Urban pavement vending and the broader commercial culture

Over a period of several years urban street vending has experienced a painstaking graduation process from the status of a nuisance that simply got into the way of the various other more mundane pursuits of city life to a facet of commerce that is recognized (there are those who would say tolerated) as what one might call ‘legitimate business,’ insofar as it has not only become legitimized in more ways than one but also given the fact that it provides a living for hundreds of urban, almost certainly mostly working class families..

Other things about urban street vending have changed too.
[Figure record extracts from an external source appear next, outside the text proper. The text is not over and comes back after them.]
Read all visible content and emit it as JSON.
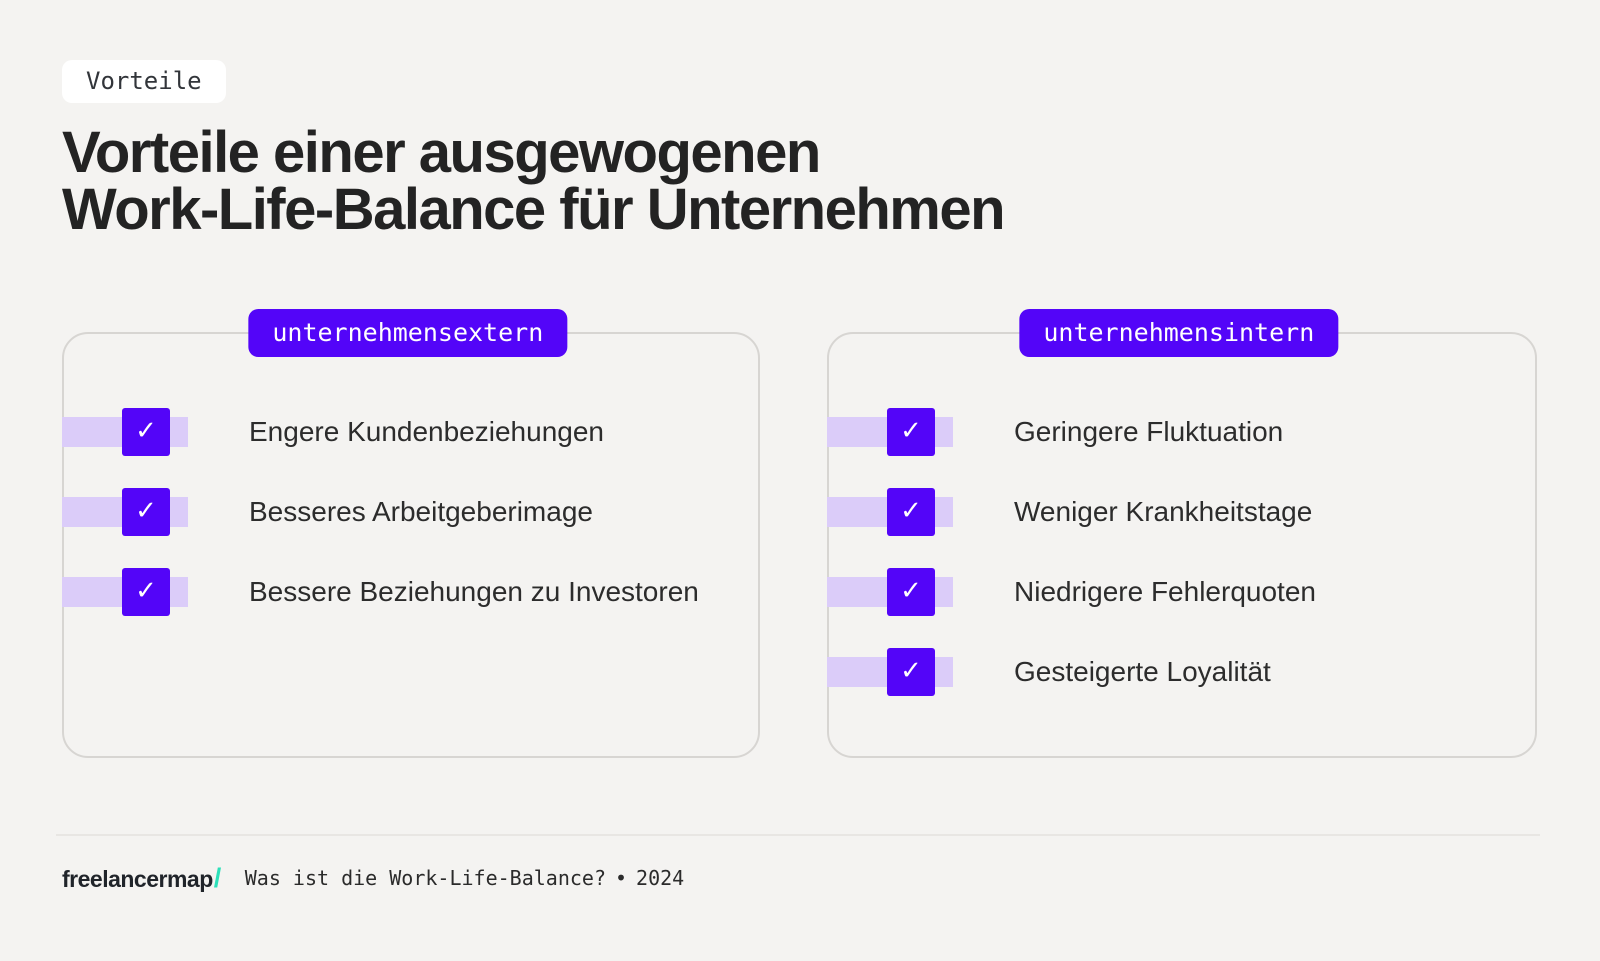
{
  "colors": {
    "background": "#f4f3f1",
    "accent": "#5305f8",
    "accent_light": "#dbccf9",
    "mint_slash": "#2ce0b9",
    "title": "#232323",
    "card_border": "#d7d5d2"
  },
  "header": {
    "tag_label": "Vorteile",
    "title_line1": "Vorteile einer ausgewogenen",
    "title_line2": "Work-Life-Balance für Unternehmen"
  },
  "cards": [
    {
      "badge": "unternehmensextern",
      "items": [
        "Engere Kundenbeziehungen",
        "Besseres Arbeitgeberimage",
        "Bessere Beziehungen zu Investoren"
      ]
    },
    {
      "badge": "unternehmensintern",
      "items": [
        "Geringere Fluktuation",
        "Weniger Krankheitstage",
        "Niedrigere Fehlerquoten",
        "Gesteigerte Loyalität"
      ]
    }
  ],
  "icons": {
    "check": "✓"
  },
  "footer": {
    "logo_text": "freelancermap",
    "logo_slash": "/",
    "caption": "Was ist die Work-Life-Balance?",
    "separator": "•",
    "year": "2024"
  }
}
These days, the pavements are more encumbered by the greater numbers of vendors though the rest of the population have become (or at least, so it seems) more tolerant of street vending. The thriving nature of street vending can also be attributed to the virtual disappearance of their enduring nemesis, the City Police, whose reign of ‘regulation’ collapsed in a heap against the backdrop of intimidation and shakedown charges and the gradual meltdown of the broader administrative machinery at City Hall. For our part, we have simply learnt to ‘embrace’ urban pavement vending as a bona fide part of the domestic trading culture.

City Hall having beat an undignified retreat from the problem, the long-serving, established high street traders have learnt to live with the pavement vendors.
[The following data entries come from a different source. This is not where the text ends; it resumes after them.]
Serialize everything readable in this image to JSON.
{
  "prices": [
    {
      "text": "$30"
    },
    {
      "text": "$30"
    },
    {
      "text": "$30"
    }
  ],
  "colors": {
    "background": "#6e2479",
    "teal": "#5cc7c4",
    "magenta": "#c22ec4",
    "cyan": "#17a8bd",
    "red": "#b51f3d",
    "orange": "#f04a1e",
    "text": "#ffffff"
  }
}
Some things have changed though. Not least the overwhelming transformation of the downtown trading environment arising out of the arrival of the Chinese merchants to supplant many of the traditional high street shop owners and perhaps to the surprise of many,  to fashion relationships with the street vendors that allow for amicable coexistence.
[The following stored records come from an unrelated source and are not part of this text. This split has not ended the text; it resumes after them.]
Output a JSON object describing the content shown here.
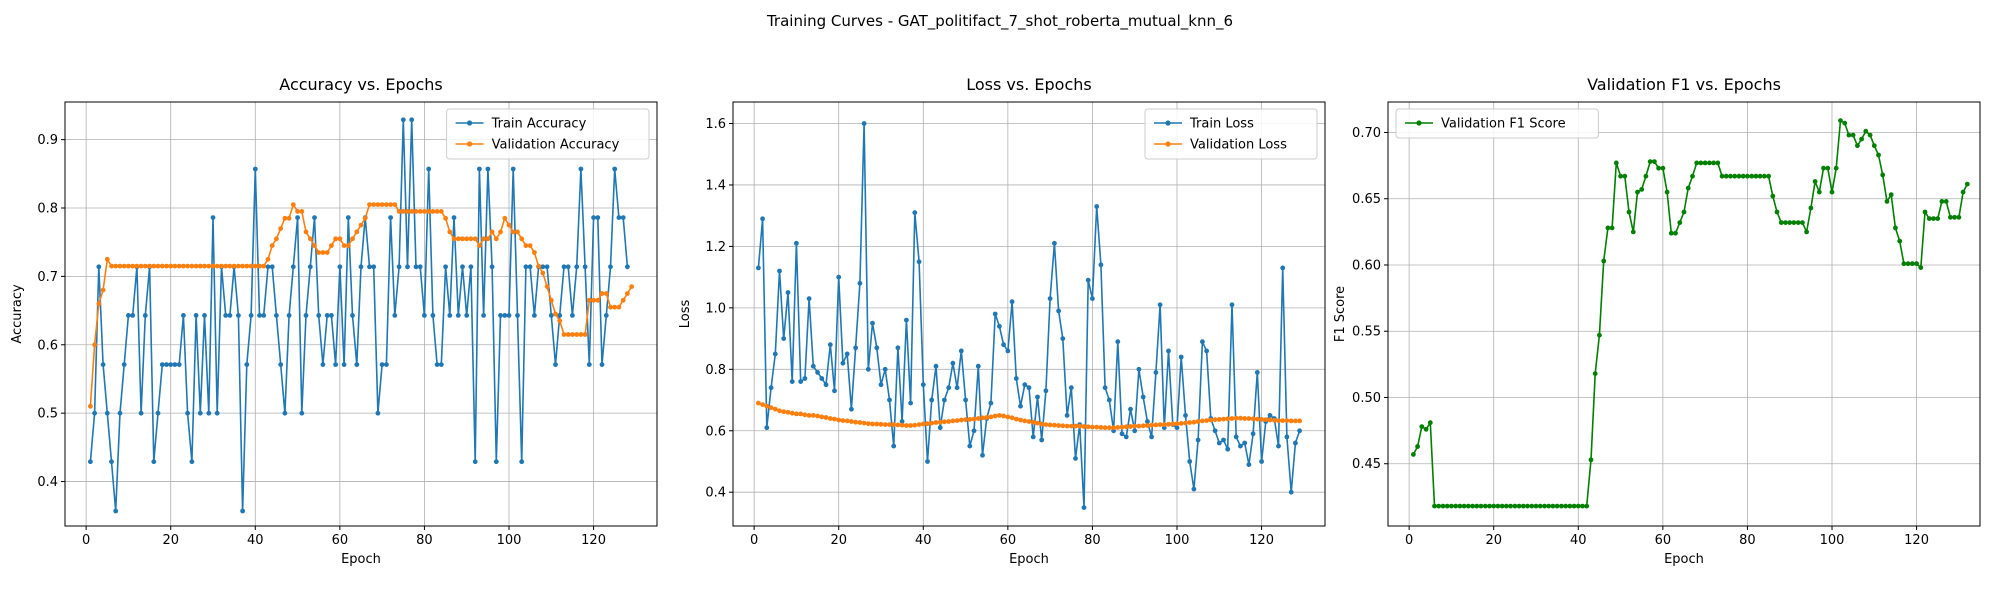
{
  "suptitle": "Training Curves - GAT_politifact_7_shot_roberta_mutual_knn_6",
  "colors": {
    "train": "#1f77b4",
    "val": "#ff7f0e",
    "f1": "#008000",
    "grid": "#b0b0b0"
  },
  "chart_data": [
    {
      "type": "line",
      "title": "Accuracy vs. Epochs",
      "xlabel": "Epoch",
      "ylabel": "Accuracy",
      "xlim": [
        -5,
        135
      ],
      "ylim": [
        0.335,
        0.955
      ],
      "xticks": [
        0,
        20,
        40,
        60,
        80,
        100,
        120
      ],
      "yticks": [
        0.4,
        0.5,
        0.6,
        0.7,
        0.8,
        0.9
      ],
      "ytick_labels": [
        "0.4",
        "0.5",
        "0.6",
        "0.7",
        "0.8",
        "0.9"
      ],
      "grid": true,
      "legend_loc": "upper-right",
      "series": [
        {
          "name": "Train Accuracy",
          "color": "#1f77b4",
          "x_start": 1,
          "values": [
            0.429,
            0.5,
            0.714,
            0.571,
            0.5,
            0.429,
            0.357,
            0.5,
            0.571,
            0.643,
            0.643,
            0.714,
            0.5,
            0.643,
            0.714,
            0.429,
            0.5,
            0.571,
            0.571,
            0.571,
            0.571,
            0.571,
            0.643,
            0.5,
            0.429,
            0.643,
            0.5,
            0.643,
            0.5,
            0.786,
            0.5,
            0.714,
            0.643,
            0.643,
            0.714,
            0.643,
            0.357,
            0.571,
            0.643,
            0.857,
            0.643,
            0.643,
            0.714,
            0.714,
            0.643,
            0.571,
            0.5,
            0.643,
            0.714,
            0.786,
            0.5,
            0.643,
            0.714,
            0.786,
            0.643,
            0.571,
            0.643,
            0.643,
            0.571,
            0.714,
            0.571,
            0.786,
            0.643,
            0.571,
            0.714,
            0.786,
            0.714,
            0.714,
            0.5,
            0.571,
            0.571,
            0.786,
            0.643,
            0.714,
            0.929,
            0.714,
            0.929,
            0.714,
            0.714,
            0.643,
            0.857,
            0.643,
            0.571,
            0.571,
            0.714,
            0.643,
            0.786,
            0.643,
            0.714,
            0.643,
            0.714,
            0.429,
            0.857,
            0.643,
            0.857,
            0.714,
            0.429,
            0.643,
            0.643,
            0.643,
            0.857,
            0.643,
            0.429,
            0.714,
            0.714,
            0.643,
            0.714,
            0.714,
            0.714,
            0.643,
            0.571,
            0.643,
            0.714,
            0.714,
            0.643,
            0.714,
            0.857,
            0.714,
            0.571,
            0.786,
            0.786,
            0.571,
            0.643,
            0.714,
            0.857,
            0.786,
            0.786,
            0.714
          ]
        },
        {
          "name": "Validation Accuracy",
          "color": "#ff7f0e",
          "x_start": 1,
          "values": [
            0.51,
            0.6,
            0.66,
            0.68,
            0.725,
            0.715,
            0.715,
            0.715,
            0.715,
            0.715,
            0.715,
            0.715,
            0.715,
            0.715,
            0.715,
            0.715,
            0.715,
            0.715,
            0.715,
            0.715,
            0.715,
            0.715,
            0.715,
            0.715,
            0.715,
            0.715,
            0.715,
            0.715,
            0.715,
            0.715,
            0.715,
            0.715,
            0.715,
            0.715,
            0.715,
            0.715,
            0.715,
            0.715,
            0.715,
            0.715,
            0.715,
            0.715,
            0.725,
            0.745,
            0.755,
            0.77,
            0.785,
            0.785,
            0.805,
            0.795,
            0.795,
            0.765,
            0.755,
            0.745,
            0.735,
            0.735,
            0.735,
            0.745,
            0.755,
            0.755,
            0.745,
            0.745,
            0.755,
            0.765,
            0.775,
            0.785,
            0.805,
            0.805,
            0.805,
            0.805,
            0.805,
            0.805,
            0.805,
            0.795,
            0.795,
            0.795,
            0.795,
            0.795,
            0.795,
            0.795,
            0.795,
            0.795,
            0.795,
            0.795,
            0.785,
            0.765,
            0.755,
            0.755,
            0.755,
            0.755,
            0.755,
            0.755,
            0.745,
            0.755,
            0.755,
            0.765,
            0.755,
            0.765,
            0.785,
            0.775,
            0.765,
            0.765,
            0.755,
            0.745,
            0.745,
            0.735,
            0.715,
            0.705,
            0.685,
            0.665,
            0.645,
            0.635,
            0.615,
            0.615,
            0.615,
            0.615,
            0.615,
            0.615,
            0.665,
            0.665,
            0.665,
            0.675,
            0.675,
            0.655,
            0.655,
            0.655,
            0.665,
            0.675,
            0.685
          ]
        }
      ]
    },
    {
      "type": "line",
      "title": "Loss vs. Epochs",
      "xlabel": "Epoch",
      "ylabel": "Loss",
      "xlim": [
        -5,
        135
      ],
      "ylim": [
        0.29,
        1.67
      ],
      "xticks": [
        0,
        20,
        40,
        60,
        80,
        100,
        120
      ],
      "yticks": [
        0.4,
        0.6,
        0.8,
        1.0,
        1.2,
        1.4,
        1.6
      ],
      "ytick_labels": [
        "0.4",
        "0.6",
        "0.8",
        "1.0",
        "1.2",
        "1.4",
        "1.6"
      ],
      "grid": true,
      "legend_loc": "upper-right",
      "series": [
        {
          "name": "Train Loss",
          "color": "#1f77b4",
          "x_start": 1,
          "values": [
            1.13,
            1.29,
            0.61,
            0.74,
            0.85,
            1.12,
            0.9,
            1.05,
            0.76,
            1.21,
            0.76,
            0.77,
            1.03,
            0.81,
            0.79,
            0.77,
            0.75,
            0.88,
            0.73,
            1.1,
            0.82,
            0.85,
            0.67,
            0.87,
            1.08,
            1.6,
            0.8,
            0.95,
            0.87,
            0.75,
            0.8,
            0.7,
            0.55,
            0.87,
            0.63,
            0.96,
            0.69,
            1.31,
            1.15,
            0.75,
            0.5,
            0.7,
            0.81,
            0.61,
            0.7,
            0.74,
            0.82,
            0.74,
            0.86,
            0.7,
            0.55,
            0.6,
            0.81,
            0.52,
            0.64,
            0.69,
            0.98,
            0.94,
            0.88,
            0.86,
            1.02,
            0.77,
            0.68,
            0.75,
            0.74,
            0.58,
            0.71,
            0.57,
            0.73,
            1.03,
            1.21,
            0.99,
            0.9,
            0.65,
            0.74,
            0.51,
            0.62,
            0.35,
            1.09,
            1.03,
            1.33,
            1.14,
            0.74,
            0.7,
            0.6,
            0.89,
            0.59,
            0.58,
            0.67,
            0.6,
            0.8,
            0.71,
            0.63,
            0.58,
            0.79,
            1.01,
            0.61,
            0.86,
            0.62,
            0.61,
            0.84,
            0.65,
            0.5,
            0.41,
            0.57,
            0.89,
            0.86,
            0.64,
            0.6,
            0.56,
            0.57,
            0.54,
            1.01,
            0.58,
            0.55,
            0.56,
            0.49,
            0.59,
            0.79,
            0.5,
            0.63,
            0.65,
            0.64,
            0.55,
            1.13,
            0.58,
            0.4,
            0.56,
            0.6
          ]
        },
        {
          "name": "Validation Loss",
          "color": "#ff7f0e",
          "x_start": 1,
          "values": [
            0.69,
            0.685,
            0.68,
            0.675,
            0.67,
            0.665,
            0.662,
            0.66,
            0.657,
            0.655,
            0.655,
            0.652,
            0.65,
            0.65,
            0.648,
            0.645,
            0.643,
            0.64,
            0.638,
            0.635,
            0.633,
            0.632,
            0.63,
            0.628,
            0.627,
            0.625,
            0.623,
            0.622,
            0.622,
            0.621,
            0.62,
            0.62,
            0.62,
            0.619,
            0.618,
            0.617,
            0.617,
            0.618,
            0.62,
            0.622,
            0.623,
            0.625,
            0.627,
            0.628,
            0.629,
            0.63,
            0.632,
            0.633,
            0.635,
            0.636,
            0.637,
            0.638,
            0.64,
            0.642,
            0.643,
            0.645,
            0.648,
            0.65,
            0.648,
            0.645,
            0.642,
            0.638,
            0.635,
            0.632,
            0.63,
            0.628,
            0.625,
            0.622,
            0.62,
            0.619,
            0.618,
            0.617,
            0.616,
            0.615,
            0.615,
            0.615,
            0.615,
            0.614,
            0.613,
            0.612,
            0.612,
            0.611,
            0.61,
            0.61,
            0.61,
            0.611,
            0.612,
            0.613,
            0.614,
            0.615,
            0.615,
            0.616,
            0.617,
            0.618,
            0.619,
            0.62,
            0.62,
            0.621,
            0.622,
            0.623,
            0.624,
            0.625,
            0.627,
            0.628,
            0.63,
            0.632,
            0.633,
            0.635,
            0.636,
            0.637,
            0.638,
            0.639,
            0.64,
            0.641,
            0.641,
            0.64,
            0.64,
            0.639,
            0.638,
            0.637,
            0.636,
            0.635,
            0.634,
            0.633,
            0.633,
            0.633,
            0.632,
            0.632,
            0.632
          ]
        }
      ]
    },
    {
      "type": "line",
      "title": "Validation F1 vs. Epochs",
      "xlabel": "Epoch",
      "ylabel": "F1 Score",
      "xlim": [
        -5,
        135
      ],
      "ylim": [
        0.403,
        0.723
      ],
      "xticks": [
        0,
        20,
        40,
        60,
        80,
        100,
        120
      ],
      "yticks": [
        0.45,
        0.5,
        0.55,
        0.6,
        0.65,
        0.7
      ],
      "ytick_labels": [
        "0.45",
        "0.50",
        "0.55",
        "0.60",
        "0.65",
        "0.70"
      ],
      "grid": true,
      "legend_loc": "upper-left",
      "series": [
        {
          "name": "Validation F1 Score",
          "color": "#008000",
          "x_start": 1,
          "values": [
            0.457,
            0.463,
            0.478,
            0.476,
            0.481,
            0.418,
            0.418,
            0.418,
            0.418,
            0.418,
            0.418,
            0.418,
            0.418,
            0.418,
            0.418,
            0.418,
            0.418,
            0.418,
            0.418,
            0.418,
            0.418,
            0.418,
            0.418,
            0.418,
            0.418,
            0.418,
            0.418,
            0.418,
            0.418,
            0.418,
            0.418,
            0.418,
            0.418,
            0.418,
            0.418,
            0.418,
            0.418,
            0.418,
            0.418,
            0.418,
            0.418,
            0.418,
            0.453,
            0.518,
            0.547,
            0.603,
            0.628,
            0.628,
            0.677,
            0.667,
            0.667,
            0.64,
            0.625,
            0.655,
            0.657,
            0.667,
            0.678,
            0.678,
            0.673,
            0.673,
            0.655,
            0.624,
            0.624,
            0.632,
            0.64,
            0.658,
            0.667,
            0.677,
            0.677,
            0.677,
            0.677,
            0.677,
            0.677,
            0.667,
            0.667,
            0.667,
            0.667,
            0.667,
            0.667,
            0.667,
            0.667,
            0.667,
            0.667,
            0.667,
            0.667,
            0.652,
            0.64,
            0.632,
            0.632,
            0.632,
            0.632,
            0.632,
            0.632,
            0.625,
            0.643,
            0.663,
            0.655,
            0.673,
            0.673,
            0.655,
            0.673,
            0.709,
            0.707,
            0.698,
            0.698,
            0.69,
            0.695,
            0.701,
            0.698,
            0.69,
            0.683,
            0.668,
            0.648,
            0.653,
            0.628,
            0.618,
            0.601,
            0.601,
            0.601,
            0.601,
            0.598,
            0.64,
            0.635,
            0.635,
            0.635,
            0.648,
            0.648,
            0.636,
            0.636,
            0.636,
            0.655,
            0.661
          ]
        }
      ]
    }
  ]
}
There used to be a time when the urban pushback against pavement vending manifested itself in a vigorous public lobby for more designated trading spaces for the vendors. After the Water Street Arcade – which, frankly, did less than might have been expected to curb the incidence of pavement vending – it seemed that there was simply no more room at locations that could be considered vantage points for street vending. At any rate, after a while the concern about what to do about pavement vendors became subsumed beneath what was seen as a far greater challenge, what to do about vending of all sorts in the vicinity of the Stabroek Market and the impact that that was having on government’s focus on responding to the eyesore that parts of the capital had become.

The challenge of restoring the capital within the framework of making allowances for a commercial culture which, these days, includes a much higher volume of high street trading has become a major one. Part of the reason reposes in the perfectly justifiable official emphasis on the ‘greening’ of the capital the notion of which simply cannot live cheek by jowl with the various pockets of filth and unsightliness that attend parts of the urban trading culture. It need hardly be said that from the standpoints of both a strategic plan to tackle this challenge and the resources with which to execute such a plan City Hall is hopelessly out of its depth.

Mercifully, the high street pavement vendors, these days, appear to have applied some useful protocols to their garbage management regime, never mind what is now the deeply disturbing reality of what would appear to be a dysfunctional City Hall-managed waste disposal regime.

Interestingly the advent of the Chinese merchants and the attendant ramped up volumes of urban trading may even have served to trigger higher volumes of pavement vending arising out of the opportunities that huge volumes of Chinese imports have created for small retail vendors. In that sense and in that sense only there appears to be a settled regimen to high street trading. Settled, however, should not be taken to mean a sense of good order. As expectations of the capital change against the backdrop of highly anticipated economic transformation, something, evidently, will have to give.